South Africa intends implementing major reforms in the financing of healthcare. Free market reforms in private health insurance in the late 1980s have been reversed by the new democratic government since 1994 with the re-introduction of open enrolment, community rating and minimum benefits. A system of national health insurance with income cross-subsidies, risk-adjusted payments and mandatory membership has been envisaged in policy papers since 1994. Subsequent work has seen the design of a Risk Equalisation Fund intended to operate between competing private health insurance funds. This paper outlines the South African health system and describes the risk equalisation formula that has been developed. The risk factors are age, gender, maternity events, numbers with certain chronic diseases and numbers with multiple chronic diseases. The Risk Equalisation Fund has been operating in shadow mode since 2005 with data being collected but no money changing hands. The South African experience of risk equalisation is of wider interest as it demonstrates an attempt to introduce more solidarity into a small but highly competitive private insurance market. The measures taken to combat over-reporting of chronic disease should be useful for countries or funders considering adding chronic disease to their risk equalisation formulae.

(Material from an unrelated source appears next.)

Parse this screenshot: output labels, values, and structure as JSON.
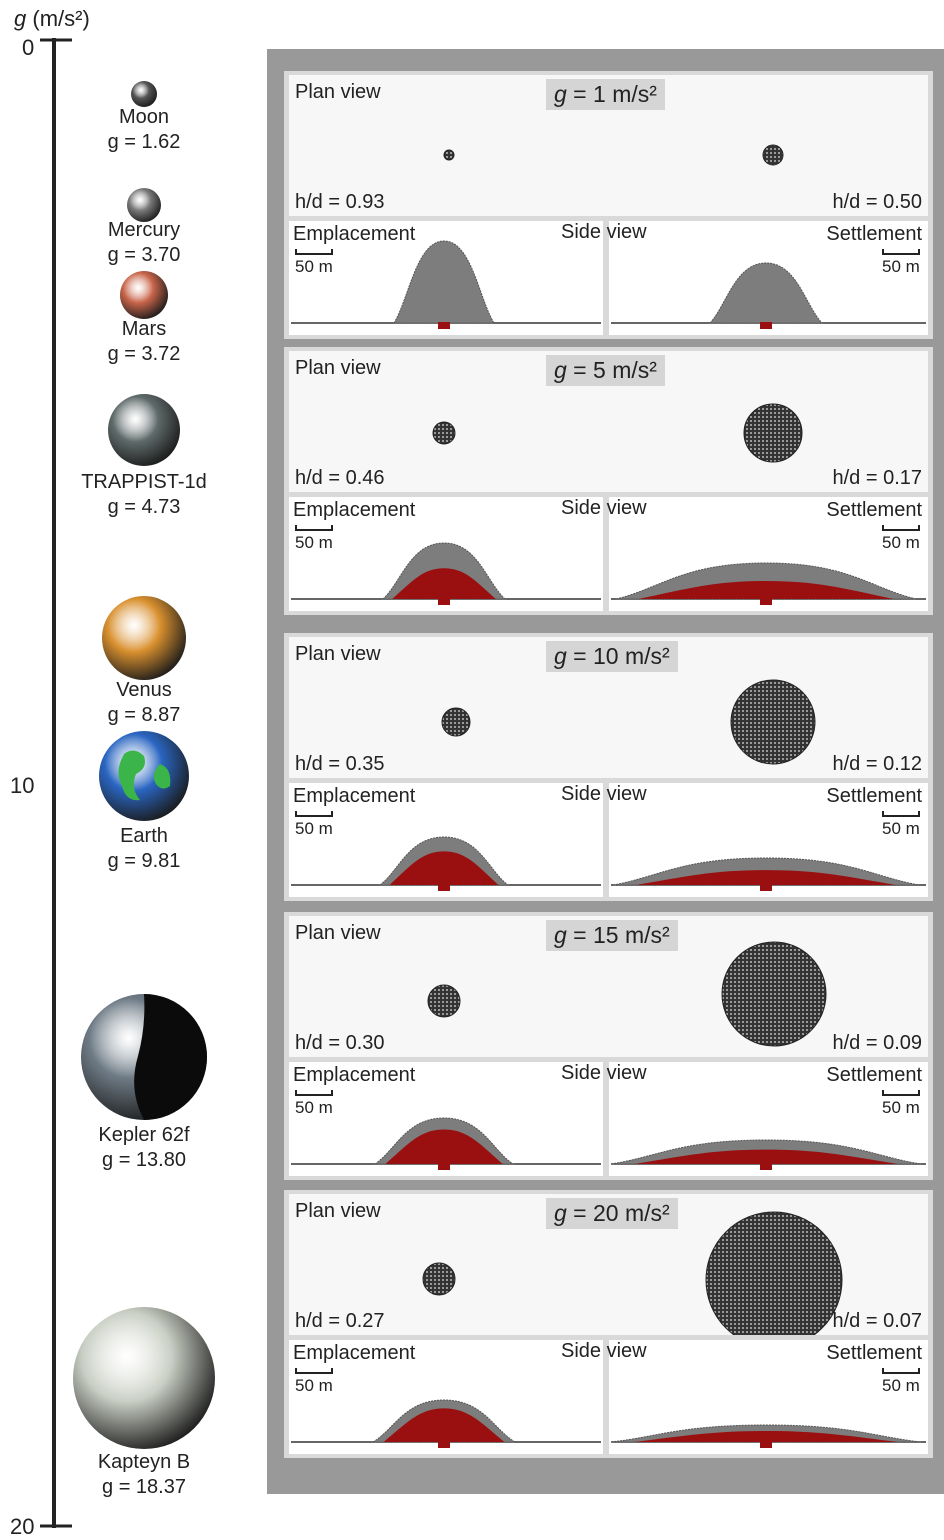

Should we pursue a universal health system or something else in South Africa?
McIntyre D: SHIELD Policy Brief 2: 2010

This brief is part of the SHIELD (Strategies for Health Insurance for Equity in Less Developed Countries) project. The brief calculates that the total resource requirements for the ‘mandatory extension of medical scheme coverage’ option (or SHI) will be considerable. Only one country in the world has spending levels as high as 13% of GDP – the USA. The brief dismisses this option as unaffordable in the South African context, based on the fact that the burden on households that are required to join a medical scheme will be very high, with scheme contribution rates per person being twice as high as they currently are in real terms (i.e. before the effect of inflation is added). The major decision facing policy makers is therefore whether we should retain the status quo or whether the country should pursue a universal health system. The ‘universal coverage’ option would see health spending levels increasing in line with expected growth in gross domestic product (GDP), so that when fully implemented, total health care spending as a percentage of GDP would be comparable to what it currently is. The author points out that the key challenge with pursuing universal coverage is the need to allocate more public funds to the health sector, partly through increased taxes.